SAN BENEDETTO DEL TRONTO – La prospettiva di creare nel mondo della cooperazione sociale sambenedettese una fitta rete tra diverse realtà, servizi e strutture dedicate alle politiche dei servizi e ragionare su quale ruolo e valore la Provincia possa ricoprire nella costruzione delle politiche sociali territoriali sono stati i temi al centro del dibattito tenutosi lunedì 1 giugno, presso la sede della campagna elettorale di Massimo Rossi in via Curzi.

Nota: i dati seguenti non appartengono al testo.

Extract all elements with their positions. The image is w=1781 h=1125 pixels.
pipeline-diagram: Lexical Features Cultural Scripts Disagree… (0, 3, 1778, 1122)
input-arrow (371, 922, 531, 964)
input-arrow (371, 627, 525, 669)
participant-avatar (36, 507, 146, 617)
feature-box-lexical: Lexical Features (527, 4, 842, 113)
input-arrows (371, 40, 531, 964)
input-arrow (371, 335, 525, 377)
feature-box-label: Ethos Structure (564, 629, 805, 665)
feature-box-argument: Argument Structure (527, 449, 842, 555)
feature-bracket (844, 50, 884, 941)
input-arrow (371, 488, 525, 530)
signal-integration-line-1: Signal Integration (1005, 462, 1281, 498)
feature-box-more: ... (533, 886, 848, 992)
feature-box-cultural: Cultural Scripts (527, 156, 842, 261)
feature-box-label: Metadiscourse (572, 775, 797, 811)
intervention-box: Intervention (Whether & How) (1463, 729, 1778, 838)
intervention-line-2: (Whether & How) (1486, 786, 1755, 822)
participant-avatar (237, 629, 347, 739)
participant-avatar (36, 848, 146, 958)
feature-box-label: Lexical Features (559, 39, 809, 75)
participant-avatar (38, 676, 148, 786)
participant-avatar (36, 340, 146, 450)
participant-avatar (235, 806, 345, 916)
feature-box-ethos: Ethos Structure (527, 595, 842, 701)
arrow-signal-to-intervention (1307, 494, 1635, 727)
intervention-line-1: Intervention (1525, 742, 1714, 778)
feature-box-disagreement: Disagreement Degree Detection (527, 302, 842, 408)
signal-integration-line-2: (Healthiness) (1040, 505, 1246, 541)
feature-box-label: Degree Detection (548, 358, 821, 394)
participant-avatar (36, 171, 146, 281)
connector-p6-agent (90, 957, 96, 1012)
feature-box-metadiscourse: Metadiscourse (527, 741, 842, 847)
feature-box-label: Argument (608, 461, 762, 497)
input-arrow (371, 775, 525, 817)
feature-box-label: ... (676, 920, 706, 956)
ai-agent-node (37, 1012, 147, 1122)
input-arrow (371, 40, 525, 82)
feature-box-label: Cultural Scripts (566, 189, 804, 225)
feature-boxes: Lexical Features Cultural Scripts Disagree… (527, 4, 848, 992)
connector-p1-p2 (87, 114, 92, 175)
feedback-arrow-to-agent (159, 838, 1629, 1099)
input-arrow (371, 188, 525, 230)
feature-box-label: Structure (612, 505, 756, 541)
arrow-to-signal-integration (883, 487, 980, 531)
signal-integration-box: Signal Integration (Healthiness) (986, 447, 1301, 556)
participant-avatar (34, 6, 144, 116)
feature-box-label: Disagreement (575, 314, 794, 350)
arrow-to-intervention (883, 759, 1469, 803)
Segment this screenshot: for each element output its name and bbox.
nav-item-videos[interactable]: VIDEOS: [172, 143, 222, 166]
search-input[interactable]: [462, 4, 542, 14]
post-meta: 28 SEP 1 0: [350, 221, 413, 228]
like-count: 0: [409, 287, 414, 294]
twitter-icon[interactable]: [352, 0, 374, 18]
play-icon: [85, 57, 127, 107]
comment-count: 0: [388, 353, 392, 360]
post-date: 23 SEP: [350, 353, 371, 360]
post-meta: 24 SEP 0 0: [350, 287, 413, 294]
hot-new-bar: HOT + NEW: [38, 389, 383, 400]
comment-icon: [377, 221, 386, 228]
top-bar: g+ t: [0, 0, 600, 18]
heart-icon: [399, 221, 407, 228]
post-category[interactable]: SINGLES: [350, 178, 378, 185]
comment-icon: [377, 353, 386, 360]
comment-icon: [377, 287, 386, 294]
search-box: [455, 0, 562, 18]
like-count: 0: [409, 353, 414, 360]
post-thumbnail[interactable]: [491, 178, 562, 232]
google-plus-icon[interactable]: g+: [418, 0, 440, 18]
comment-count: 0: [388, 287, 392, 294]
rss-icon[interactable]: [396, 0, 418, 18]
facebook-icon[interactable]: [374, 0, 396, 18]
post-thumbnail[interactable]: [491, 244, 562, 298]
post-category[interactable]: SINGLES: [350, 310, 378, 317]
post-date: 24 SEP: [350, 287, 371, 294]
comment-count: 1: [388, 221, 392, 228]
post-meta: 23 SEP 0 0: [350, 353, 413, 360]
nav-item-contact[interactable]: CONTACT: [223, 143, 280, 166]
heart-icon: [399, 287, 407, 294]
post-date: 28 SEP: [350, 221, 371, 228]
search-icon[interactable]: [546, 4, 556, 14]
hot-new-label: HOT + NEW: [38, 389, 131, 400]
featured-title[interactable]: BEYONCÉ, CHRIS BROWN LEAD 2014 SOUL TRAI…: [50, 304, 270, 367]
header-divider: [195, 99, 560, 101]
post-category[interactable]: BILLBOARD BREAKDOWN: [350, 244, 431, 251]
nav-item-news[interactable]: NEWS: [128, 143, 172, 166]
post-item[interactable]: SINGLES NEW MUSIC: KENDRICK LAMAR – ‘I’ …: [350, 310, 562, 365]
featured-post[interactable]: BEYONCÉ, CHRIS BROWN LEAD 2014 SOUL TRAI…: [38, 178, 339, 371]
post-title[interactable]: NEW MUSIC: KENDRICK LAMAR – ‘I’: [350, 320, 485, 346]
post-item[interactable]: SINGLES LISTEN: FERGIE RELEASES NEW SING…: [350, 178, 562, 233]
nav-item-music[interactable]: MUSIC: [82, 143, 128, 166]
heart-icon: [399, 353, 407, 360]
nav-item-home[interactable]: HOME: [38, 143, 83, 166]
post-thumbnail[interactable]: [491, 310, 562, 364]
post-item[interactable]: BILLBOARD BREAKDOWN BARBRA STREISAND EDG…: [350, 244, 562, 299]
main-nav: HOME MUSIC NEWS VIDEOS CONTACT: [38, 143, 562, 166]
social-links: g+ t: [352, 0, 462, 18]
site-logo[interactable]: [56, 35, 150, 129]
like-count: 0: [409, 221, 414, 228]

Insieme ai rappresentanti di alcune associazioni e cooperative sociali locali (Associazione “On the road”, Comunità “Casa Lella”, le cooperative “Il filo d’Arianna”, “L’Oleandro” e “Iside”) e a Vincenzo Castelli, esperto di cooperazione internazionale e membro dell’Associazione Piceno al Massimo, il presidente uscente ha sostenuto l’importanza di un lavoro di coordinamento nel campo del welfare per razionalizzare le politiche e far emergere in maniera più ampia qualità e quantità dell’offerta e dei servizi.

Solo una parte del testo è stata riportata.